Des éboulis sous les pieds, un souffle haletant et le cri funèbre des corbeaux. Puis une guitare électrique, des ondes Martenot, un orchestre. Bienvenue dans La Tour (troisième album de la série Les Cités obscures), ou plutôt dans la version « concert fiction » de la bande dessinée de François Schuiten et Benoît Peeters, diffusée par France Culture. Où l’on suit l’ouvrier Giovanni Battista, qui cherche à comprendre comment fonctionne cet édifice à la construction complexe et interminable. « Bâtir la tour était aussi absurde que vouloir toucher Dieu de ses doigts », susurre-t-on au cours de sa quête aussi philosophique qu’onirique.
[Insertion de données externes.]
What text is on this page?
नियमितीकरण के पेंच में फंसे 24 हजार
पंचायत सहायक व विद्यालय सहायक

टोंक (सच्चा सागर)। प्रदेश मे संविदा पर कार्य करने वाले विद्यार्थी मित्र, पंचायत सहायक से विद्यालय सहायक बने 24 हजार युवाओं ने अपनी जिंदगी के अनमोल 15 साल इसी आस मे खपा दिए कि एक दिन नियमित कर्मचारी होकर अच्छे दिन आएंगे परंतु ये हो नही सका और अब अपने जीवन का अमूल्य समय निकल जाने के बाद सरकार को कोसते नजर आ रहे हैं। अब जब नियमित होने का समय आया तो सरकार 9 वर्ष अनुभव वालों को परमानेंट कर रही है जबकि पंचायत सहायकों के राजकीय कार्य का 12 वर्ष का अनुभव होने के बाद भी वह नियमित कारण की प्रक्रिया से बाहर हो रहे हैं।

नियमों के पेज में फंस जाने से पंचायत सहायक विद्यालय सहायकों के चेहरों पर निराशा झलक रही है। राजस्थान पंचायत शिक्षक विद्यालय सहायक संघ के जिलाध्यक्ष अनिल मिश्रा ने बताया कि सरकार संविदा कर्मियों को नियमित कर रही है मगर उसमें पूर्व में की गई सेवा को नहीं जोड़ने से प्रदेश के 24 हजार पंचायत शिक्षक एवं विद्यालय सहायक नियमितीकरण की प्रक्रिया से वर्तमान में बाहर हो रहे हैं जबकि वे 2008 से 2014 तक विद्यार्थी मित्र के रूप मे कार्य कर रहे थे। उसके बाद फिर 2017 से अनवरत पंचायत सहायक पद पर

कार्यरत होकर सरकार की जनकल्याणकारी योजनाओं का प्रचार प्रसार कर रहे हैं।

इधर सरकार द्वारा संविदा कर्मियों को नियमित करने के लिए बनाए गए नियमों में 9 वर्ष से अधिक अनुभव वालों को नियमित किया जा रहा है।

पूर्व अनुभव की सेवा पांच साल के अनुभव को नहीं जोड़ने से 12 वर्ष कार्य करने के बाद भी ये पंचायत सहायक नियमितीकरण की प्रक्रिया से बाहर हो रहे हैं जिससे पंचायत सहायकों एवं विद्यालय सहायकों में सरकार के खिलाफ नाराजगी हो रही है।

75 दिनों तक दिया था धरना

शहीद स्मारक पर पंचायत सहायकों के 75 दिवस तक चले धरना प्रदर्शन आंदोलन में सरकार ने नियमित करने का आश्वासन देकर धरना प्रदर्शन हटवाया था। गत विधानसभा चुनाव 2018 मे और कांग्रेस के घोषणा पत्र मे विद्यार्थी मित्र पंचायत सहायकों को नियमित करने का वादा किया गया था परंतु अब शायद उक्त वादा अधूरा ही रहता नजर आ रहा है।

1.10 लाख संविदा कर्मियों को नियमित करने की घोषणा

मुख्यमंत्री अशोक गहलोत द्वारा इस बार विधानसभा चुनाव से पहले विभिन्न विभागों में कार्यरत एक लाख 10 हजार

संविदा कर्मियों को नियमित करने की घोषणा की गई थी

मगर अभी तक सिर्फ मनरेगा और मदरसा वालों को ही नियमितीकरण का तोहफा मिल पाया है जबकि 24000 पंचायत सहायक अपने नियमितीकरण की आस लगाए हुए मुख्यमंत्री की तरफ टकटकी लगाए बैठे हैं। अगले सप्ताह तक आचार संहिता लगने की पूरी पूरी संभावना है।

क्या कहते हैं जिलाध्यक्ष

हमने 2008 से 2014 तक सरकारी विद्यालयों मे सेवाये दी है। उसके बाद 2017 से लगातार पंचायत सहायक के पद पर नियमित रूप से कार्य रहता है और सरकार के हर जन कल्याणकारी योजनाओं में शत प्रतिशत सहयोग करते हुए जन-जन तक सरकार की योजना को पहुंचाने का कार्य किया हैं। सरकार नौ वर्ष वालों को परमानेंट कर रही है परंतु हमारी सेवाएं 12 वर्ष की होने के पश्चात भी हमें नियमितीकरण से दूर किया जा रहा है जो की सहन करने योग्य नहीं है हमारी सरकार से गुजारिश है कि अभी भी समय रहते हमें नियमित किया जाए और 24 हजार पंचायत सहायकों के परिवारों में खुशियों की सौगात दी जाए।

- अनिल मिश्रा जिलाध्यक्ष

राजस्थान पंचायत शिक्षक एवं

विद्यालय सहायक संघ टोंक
La puissance des images originelles est idéalement transformée par une expérience sonore réussie, entre bruitages sobres, jeu prenant des comédiens et musique envoûtante signée Bruno Letort, pour une immersion vertigineuse. À écouter au casque, pour mieux sentir le vent entre les briques de la tour.
“Zaï zaï zaï zaï”
Mais que fait la police ? Fabrice, auteur de BD, est un dangereux individu en cavale. Ce qui lui est reproché ? Au supermarché, il n’a pas pu dégainer sa carte de fidélité au magasin, « restée dans [s]on autre pantalon »… L’album de Fabcaro Zaï zaï zaï zaï (éd. 6 Pieds sous terre, bientôt adapté au théâtre et au cinéma) a été mis en ondes pour Mégacombi, sur Radio Canut. Réalisée collectivement, la fiction radio est soignée et ultra réjouissante. On y distingue les facettes d’une société malade de consommation et d’une médiatisation tordue, pointées avec un humour corrosif. Sont notamment épinglés les poncifs politiques et journalistiques — « Vous n’avez pas le monopole du ton hautain et supérieur », lance un éditorialiste, tandis qu’un animateur intervient : « S’il vous plaît, recentrons le débat sur le phrasé saccadé que j’adopte pour parler comme mes confrères. » Dans les oreilles aussi bien que sur papier, ces péripéties absurdes mais puissamment actuelles font mouche.